Baca: Sang Pemeran Pria Mengaku Sengaja Sebarkan Video Mesum dengan Kekasihnya
Menurut Ryohei bila orang-orang tersebut bisa bekerja sesuai dengan kemampuan standar, untuk memenuhi kebutuhan hidup dan sewa rumah tentu masih bisa.
Ia menambahkan kalau orang-orang tersebut ada juga yang bangkrut atau sudah tak mau bekerja lagi hingga memilih untuk hidup menggelandang.
Sementara itu Hifumi Takimoto, local guide untuk media tour Suzuki menjelaskan banyaknya tunawisma di Jepang ditandai setelah adanya tsunami besar tahun 2011 lalu.
Bencana tersebut membuat banyak orang terpuruk tak memiliki rumah.
Perekonomian di Jepang juga terpengaruh tapi saat ini menurutnya perekonomian telah membaik.
Menurut Hifumi pemerintah di Jepang juga telah membuat program untuk pengentasan tunawisma, tapi menurutnya banyak yang tak bersedia ikut.
Ada juga beberapa tunawisma yang menurutnya mengalami gangguan kejiwaan.
Bila di Kota Akihabara ada beberapa yang terlihat tidur di pinggir jalan, Hifumi mengatakan kalau di tempat tinggalnya yakni di Osaka bahkan tunawisma lebih banyak.
Masalah paling genting yakni saat musim dingin.
Menurut Hifumi bahkan ada tunawisma yang tak bisa bertahan saat musim dingin.
Ada yang sampai kehilangan nyawa.
Beberapa tunawisma mengantisipasi dingin dengan kardus-kardus yang ia buat seperti rumah.
Seperti pantauan Tribunnews, Sabtu (28/10/2017) siang, ada sebuah kardus dan di sampingnya koper seseorang.
Baca: Subarna Ega Tukang Las Pabrik Petasan Ditetapkan Jadi Tersangka
Benda-benda tersebut diletakkan di bawah jembatan rel kereta.
Saat itu hujan gerimis dan benda-benda tersebut terlindungi dari hujan.
Hifumi menjelaskan kalau itu merupakan milik seorang tunawisma.
Biasanya mereka akan kucing-kucingan dengan polisi.
Namun tak sedikit pula polisi yang membiarkan karena kasihan dengan kondisi tunawisma tersebut.
Polisi biasanya akan mengusir tunawisma bila tidur di ruang-ruang publik, maka banyak tunawisma akhirnya memilih lokasi yang diupayakan jauh dari keramaian.

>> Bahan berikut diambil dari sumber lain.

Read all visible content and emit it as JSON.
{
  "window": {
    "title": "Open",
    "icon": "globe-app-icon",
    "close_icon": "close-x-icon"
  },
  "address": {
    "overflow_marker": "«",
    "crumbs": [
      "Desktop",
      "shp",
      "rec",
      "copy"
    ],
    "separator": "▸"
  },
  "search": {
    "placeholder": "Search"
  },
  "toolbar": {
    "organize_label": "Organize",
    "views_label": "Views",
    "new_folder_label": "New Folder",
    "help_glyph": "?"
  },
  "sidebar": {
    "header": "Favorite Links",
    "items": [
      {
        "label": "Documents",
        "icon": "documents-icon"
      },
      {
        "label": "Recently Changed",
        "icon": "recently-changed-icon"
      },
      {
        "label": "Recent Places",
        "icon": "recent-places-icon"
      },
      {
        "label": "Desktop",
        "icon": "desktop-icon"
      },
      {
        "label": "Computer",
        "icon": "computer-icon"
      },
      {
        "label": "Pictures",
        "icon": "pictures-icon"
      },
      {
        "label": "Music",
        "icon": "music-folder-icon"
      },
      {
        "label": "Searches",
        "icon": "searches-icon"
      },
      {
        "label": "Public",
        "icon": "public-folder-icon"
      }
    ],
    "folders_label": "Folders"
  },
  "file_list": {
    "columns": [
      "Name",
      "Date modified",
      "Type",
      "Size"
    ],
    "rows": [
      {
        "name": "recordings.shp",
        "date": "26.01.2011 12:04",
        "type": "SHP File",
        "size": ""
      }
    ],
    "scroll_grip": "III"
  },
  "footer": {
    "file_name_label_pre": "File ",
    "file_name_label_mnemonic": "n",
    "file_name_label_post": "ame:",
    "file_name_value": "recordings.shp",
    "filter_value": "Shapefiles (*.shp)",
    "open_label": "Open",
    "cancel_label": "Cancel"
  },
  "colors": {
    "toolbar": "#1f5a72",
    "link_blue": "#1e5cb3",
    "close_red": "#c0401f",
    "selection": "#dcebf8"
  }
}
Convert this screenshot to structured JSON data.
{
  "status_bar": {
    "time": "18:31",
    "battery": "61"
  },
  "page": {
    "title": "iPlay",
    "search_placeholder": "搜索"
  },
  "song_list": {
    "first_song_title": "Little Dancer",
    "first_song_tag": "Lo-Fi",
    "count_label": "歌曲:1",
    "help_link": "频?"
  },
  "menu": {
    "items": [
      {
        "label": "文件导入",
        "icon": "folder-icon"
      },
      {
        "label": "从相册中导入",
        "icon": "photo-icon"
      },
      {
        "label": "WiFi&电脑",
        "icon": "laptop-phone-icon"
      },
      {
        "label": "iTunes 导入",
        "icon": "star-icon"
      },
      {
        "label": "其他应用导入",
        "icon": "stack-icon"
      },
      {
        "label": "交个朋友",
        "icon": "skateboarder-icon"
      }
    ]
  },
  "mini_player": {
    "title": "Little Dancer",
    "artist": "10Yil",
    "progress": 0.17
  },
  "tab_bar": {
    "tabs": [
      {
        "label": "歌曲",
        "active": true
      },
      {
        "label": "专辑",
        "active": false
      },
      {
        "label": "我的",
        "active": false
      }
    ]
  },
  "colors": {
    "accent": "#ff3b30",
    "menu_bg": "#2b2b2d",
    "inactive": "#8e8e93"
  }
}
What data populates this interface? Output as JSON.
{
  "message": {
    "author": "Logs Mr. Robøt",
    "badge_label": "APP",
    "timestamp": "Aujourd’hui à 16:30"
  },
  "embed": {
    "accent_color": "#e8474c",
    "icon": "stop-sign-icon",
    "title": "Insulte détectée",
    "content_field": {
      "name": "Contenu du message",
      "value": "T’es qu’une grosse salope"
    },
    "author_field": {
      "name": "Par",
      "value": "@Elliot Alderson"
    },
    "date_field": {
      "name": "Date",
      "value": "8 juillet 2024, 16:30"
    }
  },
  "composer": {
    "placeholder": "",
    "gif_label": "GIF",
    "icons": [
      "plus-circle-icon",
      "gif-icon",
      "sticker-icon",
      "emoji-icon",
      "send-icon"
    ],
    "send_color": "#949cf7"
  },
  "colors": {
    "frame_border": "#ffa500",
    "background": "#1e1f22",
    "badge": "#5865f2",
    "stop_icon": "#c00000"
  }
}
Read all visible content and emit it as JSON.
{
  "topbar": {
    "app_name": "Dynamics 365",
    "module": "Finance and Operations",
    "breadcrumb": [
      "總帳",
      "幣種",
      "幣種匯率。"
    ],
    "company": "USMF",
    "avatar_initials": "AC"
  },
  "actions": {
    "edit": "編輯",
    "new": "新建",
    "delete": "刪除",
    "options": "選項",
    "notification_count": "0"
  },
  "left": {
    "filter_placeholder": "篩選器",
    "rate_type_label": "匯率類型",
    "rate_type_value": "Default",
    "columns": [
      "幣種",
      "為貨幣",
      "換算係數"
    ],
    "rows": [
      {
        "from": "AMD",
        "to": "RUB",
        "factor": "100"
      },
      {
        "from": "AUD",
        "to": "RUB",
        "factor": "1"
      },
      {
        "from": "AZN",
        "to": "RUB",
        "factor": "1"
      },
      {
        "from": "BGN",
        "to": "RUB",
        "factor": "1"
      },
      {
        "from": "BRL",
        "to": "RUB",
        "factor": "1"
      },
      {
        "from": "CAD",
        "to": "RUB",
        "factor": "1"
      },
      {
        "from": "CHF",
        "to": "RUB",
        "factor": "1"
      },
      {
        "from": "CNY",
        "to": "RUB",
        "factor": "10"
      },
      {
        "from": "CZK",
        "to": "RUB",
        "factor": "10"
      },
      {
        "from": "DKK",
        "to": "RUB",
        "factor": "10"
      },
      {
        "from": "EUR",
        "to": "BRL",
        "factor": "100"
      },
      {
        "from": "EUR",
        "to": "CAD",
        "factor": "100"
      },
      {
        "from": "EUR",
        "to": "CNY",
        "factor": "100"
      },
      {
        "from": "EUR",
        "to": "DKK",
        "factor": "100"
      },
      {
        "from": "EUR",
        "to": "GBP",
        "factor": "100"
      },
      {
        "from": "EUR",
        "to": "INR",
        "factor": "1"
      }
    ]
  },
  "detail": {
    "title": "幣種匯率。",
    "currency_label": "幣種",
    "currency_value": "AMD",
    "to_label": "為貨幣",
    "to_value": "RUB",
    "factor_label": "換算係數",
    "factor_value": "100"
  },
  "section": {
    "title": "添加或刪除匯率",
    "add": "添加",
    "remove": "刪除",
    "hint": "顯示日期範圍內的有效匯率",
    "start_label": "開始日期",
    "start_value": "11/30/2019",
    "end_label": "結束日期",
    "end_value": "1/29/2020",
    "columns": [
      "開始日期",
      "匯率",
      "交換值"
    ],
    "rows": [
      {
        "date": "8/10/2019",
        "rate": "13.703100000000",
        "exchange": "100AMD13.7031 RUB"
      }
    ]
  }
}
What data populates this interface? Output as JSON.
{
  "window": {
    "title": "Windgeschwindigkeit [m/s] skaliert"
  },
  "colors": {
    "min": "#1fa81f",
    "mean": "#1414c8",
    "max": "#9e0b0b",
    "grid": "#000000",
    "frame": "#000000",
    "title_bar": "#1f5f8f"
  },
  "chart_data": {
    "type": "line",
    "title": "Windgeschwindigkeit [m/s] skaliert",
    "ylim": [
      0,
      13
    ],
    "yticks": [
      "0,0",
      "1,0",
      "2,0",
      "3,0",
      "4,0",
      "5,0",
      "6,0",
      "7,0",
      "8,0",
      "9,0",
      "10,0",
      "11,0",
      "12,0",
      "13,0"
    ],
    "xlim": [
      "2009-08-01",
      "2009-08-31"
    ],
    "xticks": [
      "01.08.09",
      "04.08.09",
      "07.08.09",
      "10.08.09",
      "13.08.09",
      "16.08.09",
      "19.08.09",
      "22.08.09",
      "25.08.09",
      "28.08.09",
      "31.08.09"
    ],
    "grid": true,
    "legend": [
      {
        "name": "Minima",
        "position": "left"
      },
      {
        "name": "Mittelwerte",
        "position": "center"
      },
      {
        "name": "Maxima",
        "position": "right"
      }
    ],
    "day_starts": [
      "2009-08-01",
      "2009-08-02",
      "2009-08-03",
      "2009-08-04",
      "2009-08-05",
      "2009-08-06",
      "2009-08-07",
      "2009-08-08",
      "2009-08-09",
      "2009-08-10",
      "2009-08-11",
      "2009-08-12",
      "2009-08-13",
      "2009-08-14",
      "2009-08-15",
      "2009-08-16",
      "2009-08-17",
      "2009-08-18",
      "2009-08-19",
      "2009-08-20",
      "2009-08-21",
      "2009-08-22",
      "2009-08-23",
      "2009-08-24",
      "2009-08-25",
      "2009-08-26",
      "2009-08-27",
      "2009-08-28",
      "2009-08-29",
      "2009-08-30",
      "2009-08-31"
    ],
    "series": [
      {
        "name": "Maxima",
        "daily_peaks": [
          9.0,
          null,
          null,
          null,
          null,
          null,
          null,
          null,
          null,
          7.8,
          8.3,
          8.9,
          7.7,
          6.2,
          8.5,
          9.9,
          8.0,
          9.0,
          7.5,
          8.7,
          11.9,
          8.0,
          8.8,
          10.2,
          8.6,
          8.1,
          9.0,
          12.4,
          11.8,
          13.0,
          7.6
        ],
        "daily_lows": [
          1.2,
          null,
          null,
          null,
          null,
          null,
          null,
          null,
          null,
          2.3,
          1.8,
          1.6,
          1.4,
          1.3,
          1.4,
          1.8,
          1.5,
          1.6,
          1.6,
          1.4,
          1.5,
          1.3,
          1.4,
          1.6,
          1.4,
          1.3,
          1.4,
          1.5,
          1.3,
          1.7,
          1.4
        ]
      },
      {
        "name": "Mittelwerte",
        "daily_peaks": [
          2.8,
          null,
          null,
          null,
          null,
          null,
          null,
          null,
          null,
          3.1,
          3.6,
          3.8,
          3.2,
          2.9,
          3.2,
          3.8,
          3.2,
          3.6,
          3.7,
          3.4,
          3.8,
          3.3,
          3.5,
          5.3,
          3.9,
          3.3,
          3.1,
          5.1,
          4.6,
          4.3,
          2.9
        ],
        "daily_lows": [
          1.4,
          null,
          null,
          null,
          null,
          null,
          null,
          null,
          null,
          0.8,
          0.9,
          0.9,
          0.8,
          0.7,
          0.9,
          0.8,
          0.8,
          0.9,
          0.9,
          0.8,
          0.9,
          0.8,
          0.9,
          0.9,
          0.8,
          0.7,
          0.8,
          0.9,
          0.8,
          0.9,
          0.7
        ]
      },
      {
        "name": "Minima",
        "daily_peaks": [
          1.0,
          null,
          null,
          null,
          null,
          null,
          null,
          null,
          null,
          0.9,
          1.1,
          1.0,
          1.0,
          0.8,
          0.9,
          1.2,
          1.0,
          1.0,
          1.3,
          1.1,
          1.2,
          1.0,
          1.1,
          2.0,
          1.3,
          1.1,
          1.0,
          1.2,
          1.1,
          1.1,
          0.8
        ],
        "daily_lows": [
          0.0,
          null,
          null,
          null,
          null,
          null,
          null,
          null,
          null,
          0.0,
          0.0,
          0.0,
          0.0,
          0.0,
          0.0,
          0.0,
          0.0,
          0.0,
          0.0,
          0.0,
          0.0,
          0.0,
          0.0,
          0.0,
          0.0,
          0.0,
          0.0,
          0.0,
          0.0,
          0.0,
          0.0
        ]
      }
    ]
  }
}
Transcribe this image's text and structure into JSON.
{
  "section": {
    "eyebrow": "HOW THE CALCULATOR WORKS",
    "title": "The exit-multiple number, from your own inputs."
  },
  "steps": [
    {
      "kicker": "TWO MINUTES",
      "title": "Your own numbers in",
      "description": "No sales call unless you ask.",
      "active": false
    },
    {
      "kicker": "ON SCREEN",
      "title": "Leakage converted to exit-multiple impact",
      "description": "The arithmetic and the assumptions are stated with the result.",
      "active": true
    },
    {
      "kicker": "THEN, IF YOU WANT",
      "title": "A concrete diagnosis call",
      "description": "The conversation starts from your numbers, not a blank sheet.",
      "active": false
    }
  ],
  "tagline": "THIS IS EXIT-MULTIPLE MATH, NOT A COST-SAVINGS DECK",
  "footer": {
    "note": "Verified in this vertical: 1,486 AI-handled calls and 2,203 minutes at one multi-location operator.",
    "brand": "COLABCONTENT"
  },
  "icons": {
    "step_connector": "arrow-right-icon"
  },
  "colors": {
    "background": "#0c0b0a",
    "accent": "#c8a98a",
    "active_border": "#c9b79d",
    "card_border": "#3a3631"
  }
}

Mengatasi hawa yang dingin di musim dingin sekitar bulan November nanti (saat ini masih pergantian antara musim gugur ke musim dingin) banyak yang memilih berlindung di gedung area subway atau kereta bawah tanah.
"Mereka akan menunggu kereta selesai beroperasi sekitar jam satu malam," jelas Hifumi.
Kemudian para tunawisma akan mencari tempat yang memungkinkan.
Di subway tubuh tunawisma terlindung dari hawa dingin dan sebelun beroperasi kembali sekitar jam 5 pagi para tunawisma akan segera berbenah atau menyingkir.
Jumlah Tunawisma
Catatan media lokal The Japan Times via japantimes.co.jp pada liputan tahun 2016, pemerintah setempat telah melakukan pendataan sejak tahun 1995 dan telah memberikan program untuk pengentasan para tunawisma.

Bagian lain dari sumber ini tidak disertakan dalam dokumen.